Lenci, l'industria del ludico
La produzione degli anni d’oro a confronto con quella a soggetto sardo. Dalle donne in costume a quelle all’ultima moda, dagli animali selvatici ai bambini leziosi fino alle madonne multicolori, il tutto in raffinata ceramica invetriata. E’ la Lenci a fare da protagonista tra arte e industria. Fino al 3 giugno.
Status symbol della borghesia dell’epoca in alternativa alle forme sintetiche e squadrate del Decò, la ceramica Lenci nasce nel 1927 per essere affiancata alle celebri bambole in pannolenci ideate da Enrico Scavini e dalla consorte Helen Konig che nel 1919 ne depositano il marchio a Torino. Acronimo di Ludus Est Nobis Constanter Industria, ovvero “il gioco per noi è continua attività”, la ceramica Lenci origina da un’attenta sperimentazione attraverso il colaggio a stampo, con interventi di decorazione manuale e l’impiego di terraglie e smalti di altissima qualità, accompagnato da una costante ricerca di perfezione del minimo particolare nella messa in opera dei modelli. Ammiccanti donnine alla moda tratte dall’immaginario cinematografico, madonne dai manti multicolori, bambini leziosi e modelli smorfiosi e ancora vasellame, scene familiari e damine - tutte dalle raffinate campiture cromatiche che emergono dalla trasparenza dell’invetriatura -, risentono fortemente dell’influenza mitteleuropea per i modelli iconografici ma non per la ricercatezza tecnica e la qualità pittorica.

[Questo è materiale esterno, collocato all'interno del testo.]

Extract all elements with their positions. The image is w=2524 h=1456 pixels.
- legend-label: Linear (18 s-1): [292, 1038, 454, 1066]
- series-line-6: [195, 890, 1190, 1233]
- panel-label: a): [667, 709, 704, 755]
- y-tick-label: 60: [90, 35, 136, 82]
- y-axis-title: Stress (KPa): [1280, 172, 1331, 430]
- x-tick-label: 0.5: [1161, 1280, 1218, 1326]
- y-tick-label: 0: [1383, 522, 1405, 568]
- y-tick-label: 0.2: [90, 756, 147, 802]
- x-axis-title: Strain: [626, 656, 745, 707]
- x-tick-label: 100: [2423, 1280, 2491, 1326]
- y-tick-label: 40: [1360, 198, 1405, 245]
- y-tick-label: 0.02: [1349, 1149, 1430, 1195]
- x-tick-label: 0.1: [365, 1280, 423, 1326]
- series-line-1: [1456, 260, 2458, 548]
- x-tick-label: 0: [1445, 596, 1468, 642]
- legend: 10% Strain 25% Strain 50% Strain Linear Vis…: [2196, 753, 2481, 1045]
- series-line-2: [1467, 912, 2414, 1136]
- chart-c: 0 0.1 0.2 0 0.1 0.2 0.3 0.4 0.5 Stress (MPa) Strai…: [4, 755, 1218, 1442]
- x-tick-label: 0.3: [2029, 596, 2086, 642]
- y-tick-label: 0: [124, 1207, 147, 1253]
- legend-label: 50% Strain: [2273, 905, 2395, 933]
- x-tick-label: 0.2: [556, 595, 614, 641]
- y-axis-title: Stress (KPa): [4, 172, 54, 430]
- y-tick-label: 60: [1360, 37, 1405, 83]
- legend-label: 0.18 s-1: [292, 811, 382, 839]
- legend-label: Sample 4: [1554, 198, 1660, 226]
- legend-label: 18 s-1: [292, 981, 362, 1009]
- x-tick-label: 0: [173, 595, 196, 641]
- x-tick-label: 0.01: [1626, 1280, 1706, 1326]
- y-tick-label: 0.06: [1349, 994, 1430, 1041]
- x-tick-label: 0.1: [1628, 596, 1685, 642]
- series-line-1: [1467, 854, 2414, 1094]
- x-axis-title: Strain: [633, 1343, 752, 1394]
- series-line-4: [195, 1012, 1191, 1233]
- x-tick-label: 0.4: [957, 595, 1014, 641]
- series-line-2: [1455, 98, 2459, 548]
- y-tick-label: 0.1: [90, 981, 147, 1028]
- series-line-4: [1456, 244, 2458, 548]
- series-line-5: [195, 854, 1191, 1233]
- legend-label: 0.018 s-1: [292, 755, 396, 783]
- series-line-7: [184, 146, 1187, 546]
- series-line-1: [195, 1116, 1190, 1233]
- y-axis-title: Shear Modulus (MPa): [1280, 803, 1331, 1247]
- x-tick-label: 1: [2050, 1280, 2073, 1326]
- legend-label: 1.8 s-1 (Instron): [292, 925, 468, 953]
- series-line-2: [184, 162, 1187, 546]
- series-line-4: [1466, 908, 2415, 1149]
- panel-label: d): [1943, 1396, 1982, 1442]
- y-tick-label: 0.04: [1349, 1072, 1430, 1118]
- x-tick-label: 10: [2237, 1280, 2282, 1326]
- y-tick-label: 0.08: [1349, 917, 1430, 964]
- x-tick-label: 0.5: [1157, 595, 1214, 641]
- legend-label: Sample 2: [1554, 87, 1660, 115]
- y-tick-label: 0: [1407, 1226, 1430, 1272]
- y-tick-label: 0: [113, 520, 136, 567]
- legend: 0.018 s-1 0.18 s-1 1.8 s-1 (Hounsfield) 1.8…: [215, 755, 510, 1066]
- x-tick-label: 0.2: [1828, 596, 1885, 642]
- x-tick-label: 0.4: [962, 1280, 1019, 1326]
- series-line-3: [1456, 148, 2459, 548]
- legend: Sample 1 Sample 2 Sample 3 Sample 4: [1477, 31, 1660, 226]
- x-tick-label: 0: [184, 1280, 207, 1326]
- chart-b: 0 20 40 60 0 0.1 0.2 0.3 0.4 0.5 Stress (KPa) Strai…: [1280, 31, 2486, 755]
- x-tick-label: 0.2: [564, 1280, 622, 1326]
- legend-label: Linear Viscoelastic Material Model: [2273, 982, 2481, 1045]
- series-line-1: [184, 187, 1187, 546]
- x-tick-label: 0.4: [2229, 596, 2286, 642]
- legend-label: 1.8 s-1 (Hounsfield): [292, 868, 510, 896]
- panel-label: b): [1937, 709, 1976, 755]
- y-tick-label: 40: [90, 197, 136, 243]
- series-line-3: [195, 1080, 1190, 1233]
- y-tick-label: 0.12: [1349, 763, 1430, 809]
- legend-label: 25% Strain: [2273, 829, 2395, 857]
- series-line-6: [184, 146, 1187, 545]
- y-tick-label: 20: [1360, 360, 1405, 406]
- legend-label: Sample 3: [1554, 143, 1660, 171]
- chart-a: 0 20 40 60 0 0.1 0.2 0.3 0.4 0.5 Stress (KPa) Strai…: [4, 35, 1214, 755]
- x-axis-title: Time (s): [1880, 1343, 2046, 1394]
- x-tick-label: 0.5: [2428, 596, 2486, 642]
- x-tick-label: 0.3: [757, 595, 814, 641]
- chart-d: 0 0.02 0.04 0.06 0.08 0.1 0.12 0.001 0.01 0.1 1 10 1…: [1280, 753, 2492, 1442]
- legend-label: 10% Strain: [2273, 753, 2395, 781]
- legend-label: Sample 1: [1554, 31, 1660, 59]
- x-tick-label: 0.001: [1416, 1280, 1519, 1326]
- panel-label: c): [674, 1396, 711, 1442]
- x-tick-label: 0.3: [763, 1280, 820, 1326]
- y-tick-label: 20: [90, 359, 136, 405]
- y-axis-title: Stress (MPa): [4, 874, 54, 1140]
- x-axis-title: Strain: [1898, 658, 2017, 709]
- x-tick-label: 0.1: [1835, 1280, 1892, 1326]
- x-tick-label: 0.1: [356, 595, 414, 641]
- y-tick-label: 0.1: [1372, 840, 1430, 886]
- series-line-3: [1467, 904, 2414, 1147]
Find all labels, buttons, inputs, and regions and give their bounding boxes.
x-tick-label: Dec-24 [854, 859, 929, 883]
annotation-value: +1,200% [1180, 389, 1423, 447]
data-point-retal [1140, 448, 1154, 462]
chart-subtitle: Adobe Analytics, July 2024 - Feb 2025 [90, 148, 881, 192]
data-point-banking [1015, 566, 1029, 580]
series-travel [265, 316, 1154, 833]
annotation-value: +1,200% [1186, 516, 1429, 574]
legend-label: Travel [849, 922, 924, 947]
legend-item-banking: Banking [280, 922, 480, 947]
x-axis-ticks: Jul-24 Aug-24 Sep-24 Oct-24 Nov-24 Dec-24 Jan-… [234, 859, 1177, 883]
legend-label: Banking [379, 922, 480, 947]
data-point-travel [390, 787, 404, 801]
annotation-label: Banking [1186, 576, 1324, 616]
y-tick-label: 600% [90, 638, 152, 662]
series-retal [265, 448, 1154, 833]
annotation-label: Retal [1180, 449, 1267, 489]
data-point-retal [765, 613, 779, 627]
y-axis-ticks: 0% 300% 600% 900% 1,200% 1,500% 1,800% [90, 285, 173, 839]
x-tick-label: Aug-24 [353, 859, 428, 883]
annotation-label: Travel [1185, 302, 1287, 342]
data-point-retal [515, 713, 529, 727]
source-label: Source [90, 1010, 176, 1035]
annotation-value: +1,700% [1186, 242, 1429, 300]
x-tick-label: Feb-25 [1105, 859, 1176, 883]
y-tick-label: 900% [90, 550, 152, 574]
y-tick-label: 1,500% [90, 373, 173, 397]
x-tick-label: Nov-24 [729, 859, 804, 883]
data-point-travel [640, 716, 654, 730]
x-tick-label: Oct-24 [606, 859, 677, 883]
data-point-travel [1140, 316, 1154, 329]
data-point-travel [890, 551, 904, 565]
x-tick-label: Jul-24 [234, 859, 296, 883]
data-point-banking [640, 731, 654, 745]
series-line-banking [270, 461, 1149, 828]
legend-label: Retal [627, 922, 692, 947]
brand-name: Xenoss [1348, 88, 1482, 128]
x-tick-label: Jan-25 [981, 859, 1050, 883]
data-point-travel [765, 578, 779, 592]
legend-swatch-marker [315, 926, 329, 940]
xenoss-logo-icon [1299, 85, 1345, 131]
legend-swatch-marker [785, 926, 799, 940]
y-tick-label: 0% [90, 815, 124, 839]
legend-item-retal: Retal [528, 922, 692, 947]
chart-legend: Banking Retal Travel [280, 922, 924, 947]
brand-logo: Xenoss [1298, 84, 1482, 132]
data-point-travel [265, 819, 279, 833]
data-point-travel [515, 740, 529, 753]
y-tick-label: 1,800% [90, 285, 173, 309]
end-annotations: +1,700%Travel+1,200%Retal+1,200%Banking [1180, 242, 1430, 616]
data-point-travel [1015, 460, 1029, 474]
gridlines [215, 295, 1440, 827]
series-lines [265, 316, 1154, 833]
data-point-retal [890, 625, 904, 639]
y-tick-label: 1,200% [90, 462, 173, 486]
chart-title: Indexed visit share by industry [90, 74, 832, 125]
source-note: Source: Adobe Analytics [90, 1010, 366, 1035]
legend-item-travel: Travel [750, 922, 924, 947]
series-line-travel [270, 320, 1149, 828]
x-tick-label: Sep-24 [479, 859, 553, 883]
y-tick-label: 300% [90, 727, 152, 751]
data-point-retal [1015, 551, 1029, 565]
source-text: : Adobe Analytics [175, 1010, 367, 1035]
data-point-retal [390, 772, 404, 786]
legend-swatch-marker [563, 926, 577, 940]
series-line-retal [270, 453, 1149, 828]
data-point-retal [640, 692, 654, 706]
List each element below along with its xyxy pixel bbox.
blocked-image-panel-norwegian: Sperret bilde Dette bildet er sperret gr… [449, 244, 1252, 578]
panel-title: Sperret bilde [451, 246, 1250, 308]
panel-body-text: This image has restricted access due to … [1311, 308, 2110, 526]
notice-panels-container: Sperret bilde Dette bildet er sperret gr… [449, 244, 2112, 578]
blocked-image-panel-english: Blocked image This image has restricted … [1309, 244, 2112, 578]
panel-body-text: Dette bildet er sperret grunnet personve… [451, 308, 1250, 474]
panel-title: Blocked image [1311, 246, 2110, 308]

Ad artisti come Pietro Spertini, Mario Sturani, Sandro Vacchetti e Gigi Chessa si affiancano i sardi Edina Altara, Eugenio Tavolara, Alessandro Mola e Valerio Pisano i cui manufatti vengono distribuiti dall’azienda Cau e dalla Galleria Palladino di Cagliari. E proprio da quest’ultima risalgono le immagini pubblicate dalla rivista Domus nel 1932 che vedono pochi pezzi di tendenza scelti e illuminati sapientemente al contrario all’orror vacui imperante del negozio Cau che puntava invece a soggetti della tradizione isolana.
Distribuite in un allestimento soffocante che spesso non ne permette la visione a tutto tondo, sono un centinaio le ceramiche in mostra provenienti perlopiù da collezioni private e che in Sardegna si concentrano su tre tematiche: quella devozionale che annovera un gran numero di madonne; quella regionale con i pezzi più folkloristici ideati dagli artisti sardi e quella nazionale. Produzione, quest’ultima, dalla quale provengono alcuni pezzi degli anni d’oro (1928-1937) come il Don Chisciotte di Giovanni Grande, la Scodella di Mario Sturani, Liu-Tu e Nella di Helen Konig, Amore paterno di Sandro Vacchetti, per concludere con la Genovese di Abele Jacopi. Dopo il 1937, nonostante il grande successo, i costi di produzione eccessivi conducono l’azienda sulla soglia del fallimento ma la produzione non si arresta grazie all’esportazione negli Stati Uniti fino al 1997 quando il marchio viene ceduto a Bambole Italiane srl che dichiara fallimento nel 2002. Le ultime ceramiche finirono all’asta e anche stavolta fu un vero trionfo.